A Refinery host may receive spans both from outside Refinery and from other hosts within the Refinery cluster. In the following fields, incoming refers to the process that is listening for incoming events from outside Refinery and peer refers to the process that is listening for events redirected from a peer. upstream refers to the Honeycomb API.

incoming_router_batch, peer_router_batch
These values increment when Refinery’s batch event processing endpoint is hit.
incoming_router_event, peer_router_event
These values increment when Refinery’s single event processing endpoint is hit.
incoming_router_dropped, peer_router_dropped
These values increment when Refinery fails to add new spans to a receive buffer when processing new events. These values should be monitored closely as they indicate that spans are being dropped.
incoming_router_span, peer_router_span
These values increment when Refinery accepts events that are part of a trace, also known as spans.
incoming_router_nonspan, peer_router_nonspan
These values increment when Refinery accepts other non-span events that are not part of a trace.

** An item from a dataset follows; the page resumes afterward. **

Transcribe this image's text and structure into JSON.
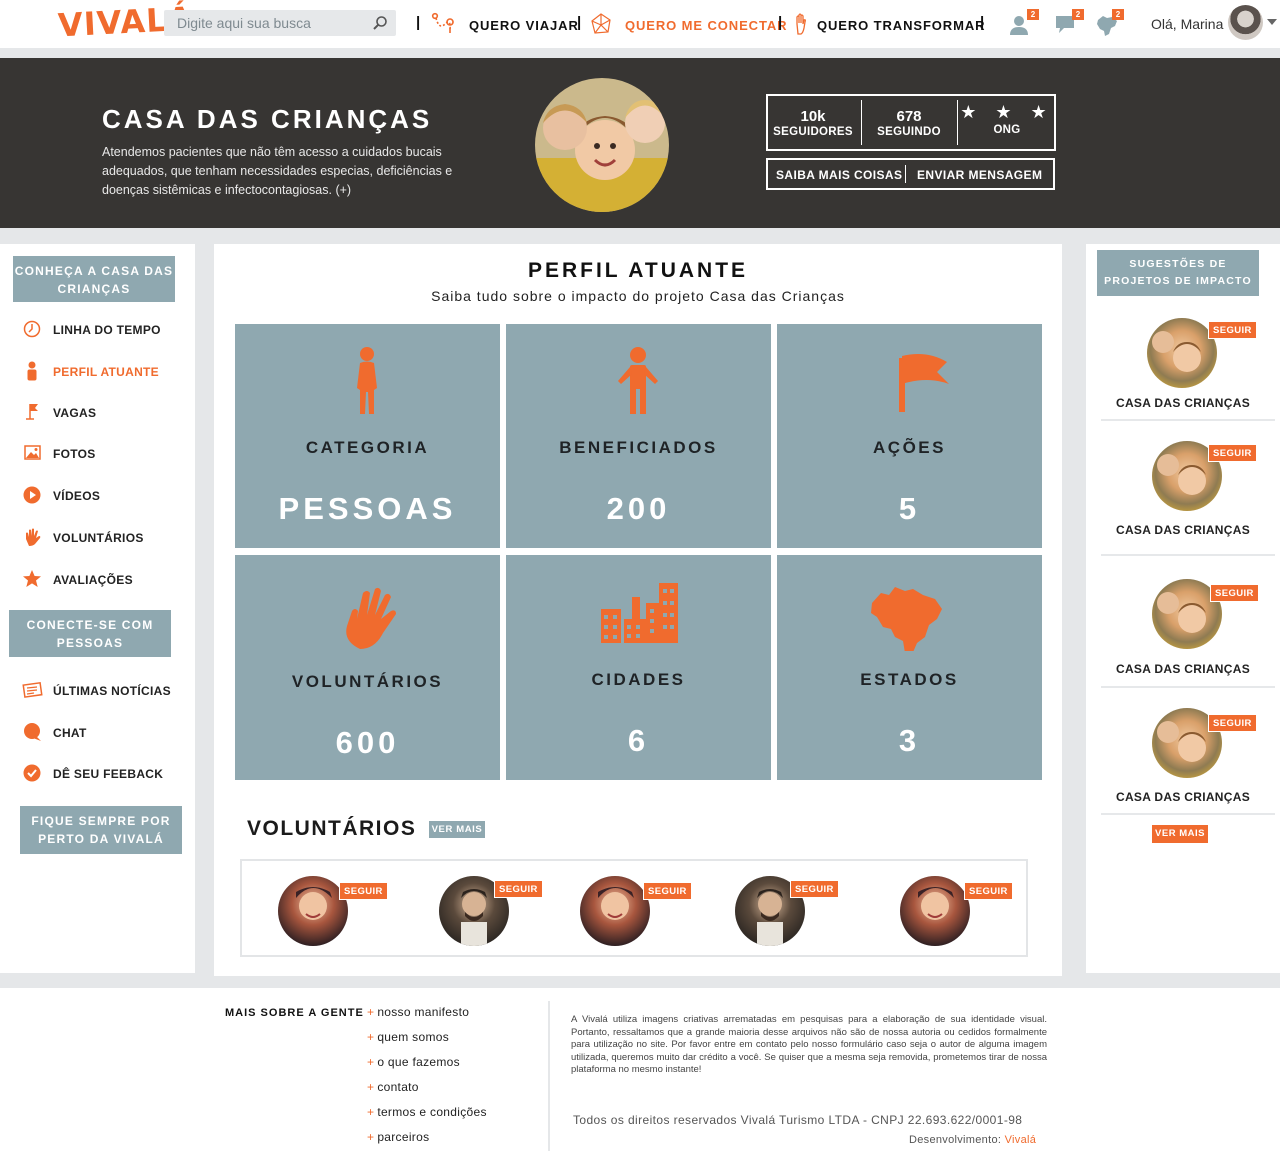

The following fields can be used to get a better idea of the traffic that is flowing from incoming sources vs. from peer sources, and to track any errors from the Honeycomb API:

  • incoming_router_peer, peer_router_peer
  • incoming_router_proxied, peer_router_proxied
  • peer_enqueue_errors, upstream_enqueue_errors
  • peer_response_20x, upstream_response_20x
  • peer_response_errors, upstream_response_errors

Trace Metrics 

trace_accepted
This field indicates that a new trace has been added to the collector’s cache.
trace_duration_ms_*
Records avg, max, min, p50, p95, and p99. This value can help determine the appropriate configuration for CacheCapacity. For more information, see collect_cache_buffer_overrun.
trace_send_dropped
Indicates the number of traces that were dropped by the sampler. When dry run mode is enabled, this metric will increment for each trace. In this case, you can still see the result of sampling decisions by filtering by the configured field for DryRunFieldName.
trace_send_kept
Indicates the number of traces that were kept by the sampler. When dry run mode is enabled, this metric will remain 0, reflecting that we are sending all traces to Honeycomb. In this case, you can still see the result of sampling decisions by filtering by the configured field for DryRunFieldName.
trace_send_has_root
Indicates that the trace was fully finished when it was sent. This is generally what you want to happen, since if the trace was not complete when it was sent, this could indicate an incorrect sampling decision based on your criteria.
trace_send_no_root
Indicates that traces are being sent before they are completed. This field often correlates with collect_cache_buffer_overrun. Another reason why this could happen is if a node shuts down unexpectedly and sends the traces it currently has in its cache.
trace_sent_cache_hit
Indicates that Refinery received a span belonging to a trace that had already been sent. In this case, Refinery checks the sampling decision for the trace and either sends the span along to Honeycomb immediately, or drops the span.
trace_span_count_*
Records avg, max, min, p50, p95, and p99. Use this field as an indication of how large your traces are. Note that if you are seeing a high number of trace_send_no_root, the trace_span_count_* values may be undercounting, since this indicates that traces were not fully complete before they were sent.

Stress Relief Metrics 

The Stress Relief system monitors these metrics to calculate the current stress level of the Refinery cluster:

  • collector_peer_queue_length
  • collector_incoming_queue_length
  • libhoney_peer_queue_length
  • libhoney_upstream_queue_length
  • memory_heap_allocation

The stress level is calculated and represented as the following two metrics:

stress_level: a gauge from 0 to 100, where 0 is no stress and 100 is maximum stress. By default, at stress_level 90 Stress Relief will activate, and then deactivate once it reaches 75. These values are configurable as ActivationLevel and DeactivationLevel in the Refinery configuration file.

stress_relief_activated: a gauge at 0 or 1.